Per carità, la politica delle volte assume accelerazioni e curve imprevedibili. Ma, a oggi e al netto della conflittualità nella maggioranza, cresciuta in sede di stesura e approvazione della manovra, la previsione è questa: l’esecutivo che ha giurato nel 2022 potrebbe essere il primo a percorrere indenne l’intera legislatura. In passato c’era riuscito solo Silvio Berlusconi (quinquennio 2001-2006), ma con un pit stop al Quirinale per rivedere la squadra. E passiamo ai numeri. Quelli della supermedia Youtrend/Agi e quelli di Nando Pagnoncelli pubblicati ieri sul Corriere, che suggeriscono una riflessione sostanzialmente omogenea. Ipsos si focalizza sul gradimento del governo.

 

 

Che è al 41 per cento. In calo di tre punti rispetto a un anno fa, ma nessun dramma. Anzi, si tratta, sottolinea il Pagnoncelli, del decadimento assai meno significativo rispetto ad altre esperienze di governo recenti (Berlusconi IV e Renzi). Giorgia Meloni (che ha un punto in più, il 42) da un lato incassa il gradimento degli osservatori internazionali (Politico, The Economist, Le Monde), dall’altro riesce a tenere l’elettorato di Fratelli d’Italia che è rimasto fedele alla premier. E passiamo al dato dei partiti, incasellato dalla supermedia Youtrend/Agi. FdI sale al 28,9 per cento. È lo 0,1 in più rispetto ai sondaggi dell’anno scorso, in linea con le Europee e sopra il dato delle Politiche ‘22. La destra resta considerevolmente distante dagli alleati. Forza Italia consolida il secondo posto nella coalizione con il 9,1 (+2,3), la Lega tiene il passo all’8,7 (-0,1), Noi Moderati si conferma: 1,1.

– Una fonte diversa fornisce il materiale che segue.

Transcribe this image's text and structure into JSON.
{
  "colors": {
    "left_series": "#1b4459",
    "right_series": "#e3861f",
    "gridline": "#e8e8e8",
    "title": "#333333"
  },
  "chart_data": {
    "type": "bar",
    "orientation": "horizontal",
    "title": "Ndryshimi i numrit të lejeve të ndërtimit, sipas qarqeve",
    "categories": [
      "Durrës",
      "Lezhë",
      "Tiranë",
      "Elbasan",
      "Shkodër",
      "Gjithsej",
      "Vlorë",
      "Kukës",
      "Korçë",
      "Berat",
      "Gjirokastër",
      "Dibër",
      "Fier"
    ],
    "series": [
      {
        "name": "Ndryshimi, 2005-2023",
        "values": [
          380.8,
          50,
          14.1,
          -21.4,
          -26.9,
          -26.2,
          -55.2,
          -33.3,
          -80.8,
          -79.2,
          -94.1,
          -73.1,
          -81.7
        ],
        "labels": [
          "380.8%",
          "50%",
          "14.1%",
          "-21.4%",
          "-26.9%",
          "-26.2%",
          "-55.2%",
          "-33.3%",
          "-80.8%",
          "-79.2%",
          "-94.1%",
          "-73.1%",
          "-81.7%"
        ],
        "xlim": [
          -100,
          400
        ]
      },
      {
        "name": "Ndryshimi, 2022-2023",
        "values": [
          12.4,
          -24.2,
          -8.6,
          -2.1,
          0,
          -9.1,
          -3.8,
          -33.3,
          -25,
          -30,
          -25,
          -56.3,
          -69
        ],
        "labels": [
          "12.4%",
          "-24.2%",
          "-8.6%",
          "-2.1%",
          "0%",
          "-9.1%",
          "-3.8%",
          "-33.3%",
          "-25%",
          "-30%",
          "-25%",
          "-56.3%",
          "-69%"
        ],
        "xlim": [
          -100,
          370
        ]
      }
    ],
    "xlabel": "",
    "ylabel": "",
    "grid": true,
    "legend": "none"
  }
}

Dati questi rapporti di forza, il tema della leadership è ingiocabile e questo è pacifico. Però i rapporti con gli alleati diventeranno un fattore quando si tratterà di affrontare alcune scelte. Soprattutto le candidature per le elezioni regionali, il Veneto in primis. Con la Lega che non ha alcuna intenzione di mollare l’osso, nonostante Fratelli d’Italia sia diventato il primo partito della coalizione al Nord. Ragionando, invece, in termini di coalizioni, la partita resta chiusa. Se si votasse domani, l’esito sarebbe scontato: il centrodestra arriva al 48,8, con un più 2,2 rispetto a dodici mesi fa. Anche il centrosinistra sale rispetto alla fine del 2023, di sei punti, al 31,5 per cento, trainato da Pd e Avs. Però qui va fatta una riflessione ulteriore. Sia in termini numerici che politici. La crescita del Partito democratico nei sondaggi consolida la leadership interna di Elly Schlein e mette la sordina alla litigiosità dei capi corrente. Il 23,3 (+4 per cento rispetto a dicembre 2023) fa dei dem il secondo partito, ma ciò complica il discorso alleanze. Perché i Cinquestelle non ci stanno a interpretare un ruolo subalterno e, anzi, Giuseppe Conte ha l’urgenza di mostrarsi sciolto da logiche di appartenenza se vuole risalire la china.

I Cinquestelle, sospesi tra rifondazione e psicodramma con il fondatore Beppe Grillo, pagano il conto: -4,8 rispetto a dodici mesi fa, per uno score che si ferma all’11,5 per cento. Pochino. E questo complica, non agevola, il percorso del cosiddetto “campo largo”. L’exploit della sinistra verde (+2,4 in un anno), poi, polarizza l’asse della coalizione, mentre servirebbe un ancoraggio al centro per attirare i voti che servono per colmare il gap con il centrodestra. E invece il fronte moderato paga dazio: Calenda, Renzi, +Europa, tutti in sofferenza.